Pan-toh culture can be traced back to Qing-era Taiwan, when wealthy people would invite chefs to cook marvelous meals for them at home. This began to evolve into its more familiar form during the Japanese colonial era, when skilled cooks in villages would get together to prepare feasts for the community. These home chefs would also provide the tables, chairs, cutlery, and tableware, and community members would help themselves to the food.
Against the backdrop of an ensemble of traditional wind and percussion instruments, "Formosa Roadside Wedding Banquet" is a lively and storied production that aims to vividly present extraordinary tales as told by executive chefs catering to such roadside banquets.

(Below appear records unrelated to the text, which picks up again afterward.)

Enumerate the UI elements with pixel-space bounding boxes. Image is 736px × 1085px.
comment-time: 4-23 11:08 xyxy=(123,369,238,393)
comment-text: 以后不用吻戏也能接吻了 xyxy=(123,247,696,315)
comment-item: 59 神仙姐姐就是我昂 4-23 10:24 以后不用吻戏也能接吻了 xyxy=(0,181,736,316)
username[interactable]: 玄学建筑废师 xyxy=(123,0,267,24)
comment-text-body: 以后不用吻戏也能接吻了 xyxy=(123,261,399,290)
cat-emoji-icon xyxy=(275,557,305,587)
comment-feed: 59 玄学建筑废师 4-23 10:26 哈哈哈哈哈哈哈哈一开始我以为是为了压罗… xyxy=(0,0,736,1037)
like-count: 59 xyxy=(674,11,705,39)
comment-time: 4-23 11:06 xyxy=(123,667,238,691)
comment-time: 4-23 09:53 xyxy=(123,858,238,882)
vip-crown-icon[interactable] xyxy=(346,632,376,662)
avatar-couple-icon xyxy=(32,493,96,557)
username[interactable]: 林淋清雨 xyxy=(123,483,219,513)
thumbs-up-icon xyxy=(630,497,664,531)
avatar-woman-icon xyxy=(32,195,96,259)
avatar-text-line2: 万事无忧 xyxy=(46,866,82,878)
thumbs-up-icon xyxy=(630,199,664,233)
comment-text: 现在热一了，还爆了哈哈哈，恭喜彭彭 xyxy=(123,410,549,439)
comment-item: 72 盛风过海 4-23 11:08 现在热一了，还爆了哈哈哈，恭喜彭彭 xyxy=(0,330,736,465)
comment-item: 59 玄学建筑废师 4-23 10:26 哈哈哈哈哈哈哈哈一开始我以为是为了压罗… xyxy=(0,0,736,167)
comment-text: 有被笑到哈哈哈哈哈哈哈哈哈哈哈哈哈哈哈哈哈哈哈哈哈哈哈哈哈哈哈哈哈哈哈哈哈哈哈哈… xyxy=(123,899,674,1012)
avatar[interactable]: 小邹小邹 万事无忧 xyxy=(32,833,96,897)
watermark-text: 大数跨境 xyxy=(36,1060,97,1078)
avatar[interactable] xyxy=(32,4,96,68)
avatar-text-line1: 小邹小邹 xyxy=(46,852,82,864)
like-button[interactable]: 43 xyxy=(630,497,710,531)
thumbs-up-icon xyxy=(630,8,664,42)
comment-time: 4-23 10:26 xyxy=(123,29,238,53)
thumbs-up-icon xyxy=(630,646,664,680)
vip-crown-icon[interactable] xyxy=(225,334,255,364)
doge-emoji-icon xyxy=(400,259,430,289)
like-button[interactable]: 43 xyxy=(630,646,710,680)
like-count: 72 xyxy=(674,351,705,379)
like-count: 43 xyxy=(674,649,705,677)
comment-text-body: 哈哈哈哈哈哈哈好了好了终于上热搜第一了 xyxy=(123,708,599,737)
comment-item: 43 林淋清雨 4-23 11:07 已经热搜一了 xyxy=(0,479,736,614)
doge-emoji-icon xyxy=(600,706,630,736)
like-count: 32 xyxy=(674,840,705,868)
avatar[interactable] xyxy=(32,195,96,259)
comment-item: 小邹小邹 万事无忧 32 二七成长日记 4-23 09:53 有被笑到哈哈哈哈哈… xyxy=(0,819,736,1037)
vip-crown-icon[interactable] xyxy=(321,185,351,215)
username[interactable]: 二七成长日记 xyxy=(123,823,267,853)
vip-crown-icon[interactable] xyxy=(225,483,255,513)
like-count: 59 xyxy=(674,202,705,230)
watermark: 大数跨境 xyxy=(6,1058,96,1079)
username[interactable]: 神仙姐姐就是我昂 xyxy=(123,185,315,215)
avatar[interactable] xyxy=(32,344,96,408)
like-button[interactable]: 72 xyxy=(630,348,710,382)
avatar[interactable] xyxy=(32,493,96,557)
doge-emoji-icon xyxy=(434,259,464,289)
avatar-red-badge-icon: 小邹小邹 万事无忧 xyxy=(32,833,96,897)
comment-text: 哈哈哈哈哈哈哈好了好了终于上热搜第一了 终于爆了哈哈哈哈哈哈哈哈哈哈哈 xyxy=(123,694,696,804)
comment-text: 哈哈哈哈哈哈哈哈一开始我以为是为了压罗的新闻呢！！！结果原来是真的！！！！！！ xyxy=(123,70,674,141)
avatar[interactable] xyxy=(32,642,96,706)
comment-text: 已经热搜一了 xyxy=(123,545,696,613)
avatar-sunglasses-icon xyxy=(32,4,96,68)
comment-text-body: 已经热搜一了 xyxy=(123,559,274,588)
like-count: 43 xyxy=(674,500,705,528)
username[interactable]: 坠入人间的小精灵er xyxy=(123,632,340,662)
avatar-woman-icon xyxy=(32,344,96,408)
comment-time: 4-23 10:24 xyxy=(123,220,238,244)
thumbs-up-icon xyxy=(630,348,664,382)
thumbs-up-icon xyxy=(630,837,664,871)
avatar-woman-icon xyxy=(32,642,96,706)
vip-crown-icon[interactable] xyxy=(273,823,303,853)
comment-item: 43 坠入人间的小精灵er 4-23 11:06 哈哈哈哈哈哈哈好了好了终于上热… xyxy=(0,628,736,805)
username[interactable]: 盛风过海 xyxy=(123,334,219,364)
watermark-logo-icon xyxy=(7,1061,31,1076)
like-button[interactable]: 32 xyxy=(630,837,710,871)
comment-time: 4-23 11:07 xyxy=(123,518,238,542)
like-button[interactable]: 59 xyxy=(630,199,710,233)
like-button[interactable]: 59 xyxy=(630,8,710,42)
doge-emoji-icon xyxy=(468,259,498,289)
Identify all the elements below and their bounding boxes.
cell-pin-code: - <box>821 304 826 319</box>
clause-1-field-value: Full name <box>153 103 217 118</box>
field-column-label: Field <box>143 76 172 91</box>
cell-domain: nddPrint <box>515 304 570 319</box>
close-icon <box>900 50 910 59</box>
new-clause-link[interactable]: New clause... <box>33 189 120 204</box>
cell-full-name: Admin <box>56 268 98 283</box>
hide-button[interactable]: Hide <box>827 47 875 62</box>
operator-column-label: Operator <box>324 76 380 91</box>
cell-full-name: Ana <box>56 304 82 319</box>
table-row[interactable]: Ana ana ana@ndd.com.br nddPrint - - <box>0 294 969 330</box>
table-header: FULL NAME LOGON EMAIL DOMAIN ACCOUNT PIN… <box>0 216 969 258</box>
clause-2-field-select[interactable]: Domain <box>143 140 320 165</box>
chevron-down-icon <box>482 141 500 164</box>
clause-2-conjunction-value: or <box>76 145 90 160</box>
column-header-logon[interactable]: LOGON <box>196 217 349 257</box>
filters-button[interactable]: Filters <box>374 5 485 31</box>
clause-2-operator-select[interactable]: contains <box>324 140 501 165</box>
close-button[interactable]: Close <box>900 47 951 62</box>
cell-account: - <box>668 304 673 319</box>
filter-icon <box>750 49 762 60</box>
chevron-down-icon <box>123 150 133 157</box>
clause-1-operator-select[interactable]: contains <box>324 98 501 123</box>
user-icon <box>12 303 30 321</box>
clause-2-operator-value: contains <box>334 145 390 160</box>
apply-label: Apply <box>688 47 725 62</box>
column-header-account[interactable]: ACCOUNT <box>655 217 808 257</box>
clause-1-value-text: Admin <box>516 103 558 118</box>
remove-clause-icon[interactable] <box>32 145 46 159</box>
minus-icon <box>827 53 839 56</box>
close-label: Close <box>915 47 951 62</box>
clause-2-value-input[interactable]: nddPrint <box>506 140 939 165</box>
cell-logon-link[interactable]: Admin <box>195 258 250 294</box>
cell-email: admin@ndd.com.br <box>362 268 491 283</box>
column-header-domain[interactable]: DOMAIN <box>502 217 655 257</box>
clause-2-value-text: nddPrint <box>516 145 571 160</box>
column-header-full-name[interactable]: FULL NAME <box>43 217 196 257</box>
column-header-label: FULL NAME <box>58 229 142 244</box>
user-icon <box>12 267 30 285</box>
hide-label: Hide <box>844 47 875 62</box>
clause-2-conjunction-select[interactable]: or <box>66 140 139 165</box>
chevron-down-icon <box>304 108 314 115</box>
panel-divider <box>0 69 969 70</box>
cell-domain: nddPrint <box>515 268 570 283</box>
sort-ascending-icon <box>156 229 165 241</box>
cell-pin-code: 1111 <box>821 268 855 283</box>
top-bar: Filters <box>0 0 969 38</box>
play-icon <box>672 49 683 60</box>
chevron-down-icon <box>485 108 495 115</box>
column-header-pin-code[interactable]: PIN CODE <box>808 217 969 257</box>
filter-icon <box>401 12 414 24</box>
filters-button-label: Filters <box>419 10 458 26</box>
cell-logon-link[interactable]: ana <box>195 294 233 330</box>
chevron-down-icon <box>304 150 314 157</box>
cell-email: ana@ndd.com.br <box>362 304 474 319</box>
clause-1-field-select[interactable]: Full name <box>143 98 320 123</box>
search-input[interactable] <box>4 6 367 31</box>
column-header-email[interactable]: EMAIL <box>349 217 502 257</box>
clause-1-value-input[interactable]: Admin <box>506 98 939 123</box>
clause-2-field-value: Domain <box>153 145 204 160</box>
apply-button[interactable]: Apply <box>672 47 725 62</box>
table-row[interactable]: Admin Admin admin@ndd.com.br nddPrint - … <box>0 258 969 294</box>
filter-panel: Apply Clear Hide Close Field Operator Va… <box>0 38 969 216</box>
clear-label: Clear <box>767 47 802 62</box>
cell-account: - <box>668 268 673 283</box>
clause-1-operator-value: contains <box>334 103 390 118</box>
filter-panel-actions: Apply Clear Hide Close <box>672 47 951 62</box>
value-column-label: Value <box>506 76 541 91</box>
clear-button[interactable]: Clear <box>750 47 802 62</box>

The unique Taiwanese feast shall be replicated by integrating daily appliances including woks, bowls, gourd ladles, pots, stoves, and firewood with the striking sounds and unique reverberations of traditional percussion instruments to convey the joyful atmosphere of food-centric Taiwanese wedding rituals.
To delineate a chef's complicated emotions over his daughter's marriage as he caters for the wedding guests, members of the Shintrun Taiwanese Opera Troupe will also take up the roles of matchmaker, bride, groom, and executive chef, as well as portray a merry cast of friends and family members.
Apart from introducing the mesmerizing sounds of roadside banquets to American audiences, the National Chinese Orchestra of Taiwan will also hold a special concert titled "Splendid Taiwan" at the University of Michigan on Oct. 7.